L'auteur franco-belge Eric-Emmanuel Schmitt est revenu sur ses liens avec la Belgique pour les journaux du groupe Sud Presse :
"Nous nous trouvons dans votre maison en pleine campagne hennuyère. Que représente ce lieu pour vous ?
- C'est ma vraie maison dans le sens où c'est devenu la maison de famille et la maison des amis, puisqu'il y a quand même beaucoup de chambres. C'est un lieu de rassemblement, c'est l'endroit où je passe Noël et l'été. Je me suis fait ce cadeau où je peux avoir une maison et être le patriarche de la famille et faire plaisir à mes amis. La maison existe depuis des siècles et c'est comme si elle était dans ma famille depuis toujours.

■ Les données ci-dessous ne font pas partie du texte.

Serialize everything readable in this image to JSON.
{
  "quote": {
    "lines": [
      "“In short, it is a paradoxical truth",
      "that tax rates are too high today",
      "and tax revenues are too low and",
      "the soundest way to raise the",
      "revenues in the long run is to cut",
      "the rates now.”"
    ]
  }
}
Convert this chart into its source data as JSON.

- Il y avait toujours ce désir chez vous de posséder un tel lieu ?
- Jusqu'à mes huit ans, j'ai vécu dans un immeuble qui dominait tout Lyon et, du balcon, je voyais toute la ville. Les jours de beau temps, je voyais les Alpes. Le monde m'était offert comme un spectacle. Si vous voulez avoir un enfant dramaturge, trouvez ce genre d'appartement... Et pour la philosophie, c'est bien aussi, il y a de la distance, un point de vue. J'étais très comtemplatif sur ce balcon. Après, on est parti à la campagne. Mes parents avaient fait construire une maison dans ce qui devait être un lotissement mais on était la seule maison. J'étais entouré de champs, de bois, de domaines avec des châteaux. J'ai vécu dans ce monde-là et, quelque part, je pense que je veux toujours le retrouver.
- Tout ramène toujours à l'enfance, même si tout le monde ne s'en rend pas compte?

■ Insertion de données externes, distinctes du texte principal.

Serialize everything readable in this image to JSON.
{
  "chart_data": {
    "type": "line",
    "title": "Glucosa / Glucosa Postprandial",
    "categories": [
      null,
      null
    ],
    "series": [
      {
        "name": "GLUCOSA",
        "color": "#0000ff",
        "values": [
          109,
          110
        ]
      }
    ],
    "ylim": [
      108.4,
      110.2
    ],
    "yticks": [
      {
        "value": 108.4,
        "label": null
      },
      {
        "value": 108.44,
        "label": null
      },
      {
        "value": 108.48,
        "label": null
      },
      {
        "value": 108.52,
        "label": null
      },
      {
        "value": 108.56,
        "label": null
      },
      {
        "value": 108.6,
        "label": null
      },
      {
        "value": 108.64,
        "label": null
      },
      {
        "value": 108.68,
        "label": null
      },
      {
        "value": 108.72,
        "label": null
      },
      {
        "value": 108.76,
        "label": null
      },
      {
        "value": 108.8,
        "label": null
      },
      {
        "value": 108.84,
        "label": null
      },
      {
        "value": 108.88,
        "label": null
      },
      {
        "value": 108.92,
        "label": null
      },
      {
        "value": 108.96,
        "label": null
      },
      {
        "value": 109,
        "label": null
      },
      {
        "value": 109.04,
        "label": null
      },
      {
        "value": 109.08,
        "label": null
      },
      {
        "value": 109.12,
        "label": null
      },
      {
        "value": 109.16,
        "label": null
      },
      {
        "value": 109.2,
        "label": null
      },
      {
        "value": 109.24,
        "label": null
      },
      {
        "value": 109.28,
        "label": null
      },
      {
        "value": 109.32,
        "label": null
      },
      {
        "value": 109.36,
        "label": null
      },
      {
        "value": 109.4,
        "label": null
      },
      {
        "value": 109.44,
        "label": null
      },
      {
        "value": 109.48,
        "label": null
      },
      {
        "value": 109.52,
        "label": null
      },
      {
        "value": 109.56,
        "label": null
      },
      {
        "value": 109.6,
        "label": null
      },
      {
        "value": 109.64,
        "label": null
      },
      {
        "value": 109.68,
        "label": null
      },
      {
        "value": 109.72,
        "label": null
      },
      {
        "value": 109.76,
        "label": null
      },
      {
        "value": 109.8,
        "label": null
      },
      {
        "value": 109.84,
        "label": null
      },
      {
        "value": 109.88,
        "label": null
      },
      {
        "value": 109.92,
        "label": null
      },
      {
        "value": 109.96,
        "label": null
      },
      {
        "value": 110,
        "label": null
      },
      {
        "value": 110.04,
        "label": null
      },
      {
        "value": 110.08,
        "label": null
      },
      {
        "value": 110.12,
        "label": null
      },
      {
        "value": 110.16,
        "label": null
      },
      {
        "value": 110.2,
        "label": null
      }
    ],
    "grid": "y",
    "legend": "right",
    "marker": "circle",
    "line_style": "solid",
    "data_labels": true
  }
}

- Oui, c'est fondateur. J'ai besoin d'alterner la ville et la campagne, j'ai besoin de voir passer les saisons. Une vie totalement urbaine me frustre.
- Et pourquoi ici dans le Hainaut en Belgique ?
- Un coup de foudre pour la maison. Et un coup de foudre confirmé par ma chienne, qui maintenant est morte la pauvre chérie. Elle s'est mise sous le tilleul et ne bougeait plus. On ressentait une paix. En fait, c'est parce que j'ai trois sources dans mes caves. C'est un lieu paisible, géologiquement, il doit y avoir quelque chose qui se passe. Et ma chienne avait repéré ça.
- Vous avez choisi la Belgique comme votre autre pays, votre double nationalité depuis plus de dix ans maintenant ?
- C'est une addition, je suis Français et Belge. Ma vie privée s'est tout à coup faite en Belgique. Et quand je me suis rendu compte que j'y étais bien, que j'y resterais, que c'est là que je vivrais, parce que je payais mes impôts et m'y faisais soigner, je me suis dit autant être un citoyen à part entière. Et puis, c'était un acte d'amour. C'était ajouter à mon identité. Je ne l'aurais pas fait si ça avait été exclusif, si j'avais dû laisser tomber ma nationalité française. L'addition était possible et ça, c'est moi.
- Ce côté positif vous caractérise énormément ?
- Je découvre que ça me caractérise. Je ne le savais pas du tout il y a 20 ans. J'ai pris conscience de ma différence (parce qu'il me semblait normal d'être comme ça) à force de voir des collègues écrivains déprimés, anxieux, trouvant que ce métier est horrible, alors que je le trouve absolument délicieux. Après, ils me demandent comment je fais tout ce que je fais. Et je leur réponds : la joie ! La joie décuple la force et le pouvoir de faire. Spinoza a beaucoup écrit là-dessus. Et donc, je pratique la joie. Il vaut mieux cultiver l'optimisme et la joie que la tristesse et le désespoir. Je suis aussi né dans une famille aimante et c'est un cadeau énorme. Je suis souvent très intime avec des gens qui n'ont pas connu ça. J'ai envie de rendre ça, j'aimerais être contagieux au niveau de l'optimisme, de la confiance, même de la foi.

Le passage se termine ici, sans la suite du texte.